Does the series (sin(1/n))/sqrt(n) converge or diverge?

[lax1113]

Infinite series sin(1/n)/n ?

Homework Statement

does the series (sin (1/n)) / sqrt ( n ) converge or diverge? (series from n = 1 to infinity...)

Homework Equations

The Attempt at a Solution

I thought that for this we could do a comparison of sin (1/n) to a finite number. Let's say we use the number -2. -2 is less than sin(1/n) for all n. With that being said, -2/ sqrt( n ) diverges, as it is a p series with p less than 1.
But, this series actually converges... what did I do wrong?

 

[hgfalling]

Suppose instead of comparing sin(1/n) to a finite number, you compared it to a function. As n->infinity, what do you know about sin(1/n) and its relationship to some function that might be easier to work with?

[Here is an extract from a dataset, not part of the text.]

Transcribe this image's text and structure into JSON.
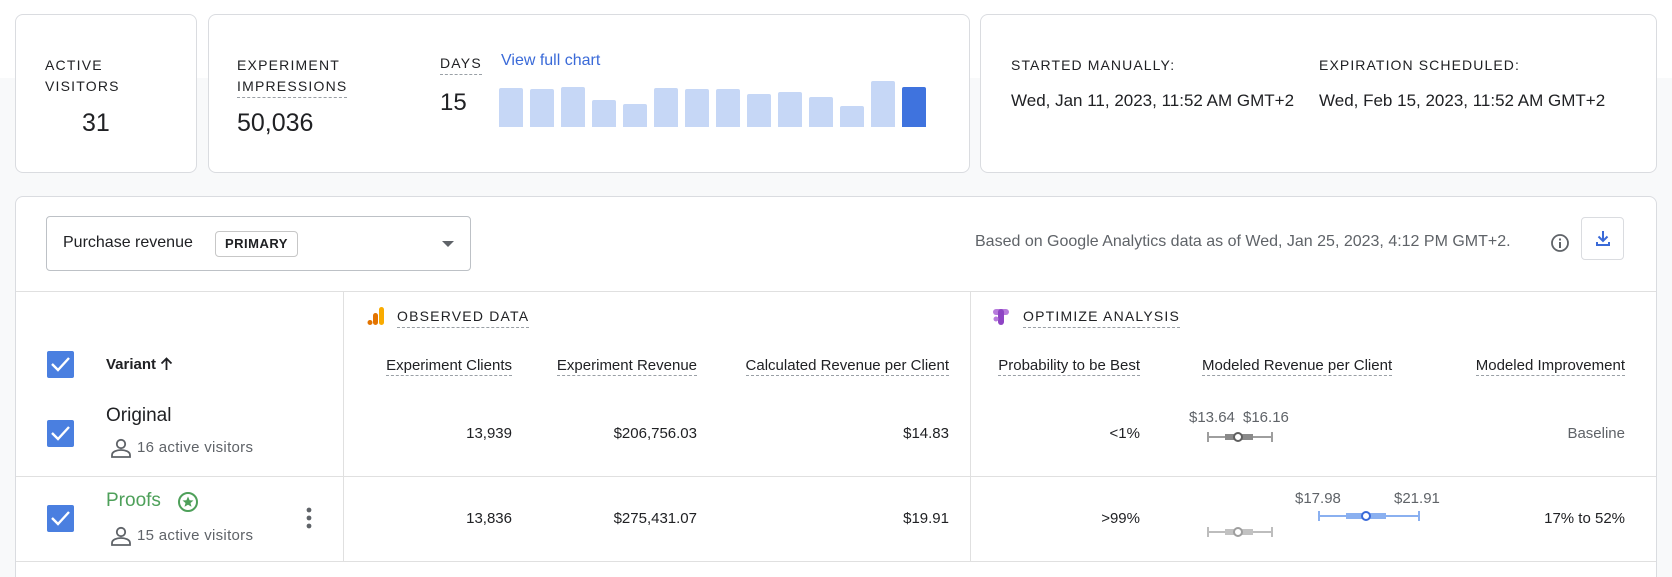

(By the way, the term comparison tests only work if the terms of both series are all positive. That's why you can't use -2 as a comparison term to show that your series diverges.)

 

[sutupidmath]

You could probbably use the fact that

[tex]|sin\theta|<\theta[/tex]

Edit: I think this is basically what hgfalling was suggesting. That is [tex]sin(\theta)=O(\theta), \mbox{ or } sin(\theta)=\Omega (\theta) \mbox{ as } \theta\rightarrow 0. [/tex]

 

[Sweet_GirL]

You can use the comparison tests
since sin(1/n) is positive since the angle (1/n) is in the first quadratic for n=1,2,3,...

To test it, you could use the limit comparison test with a p-series, can you do that ?

 

[Gregg]

Show it converges faster than 1/x?

 

[dacruick]

as n --> infinity, 1/n ---> 0. sin(0) = 0. You can literally say that because the value at infinity is 0, it converges.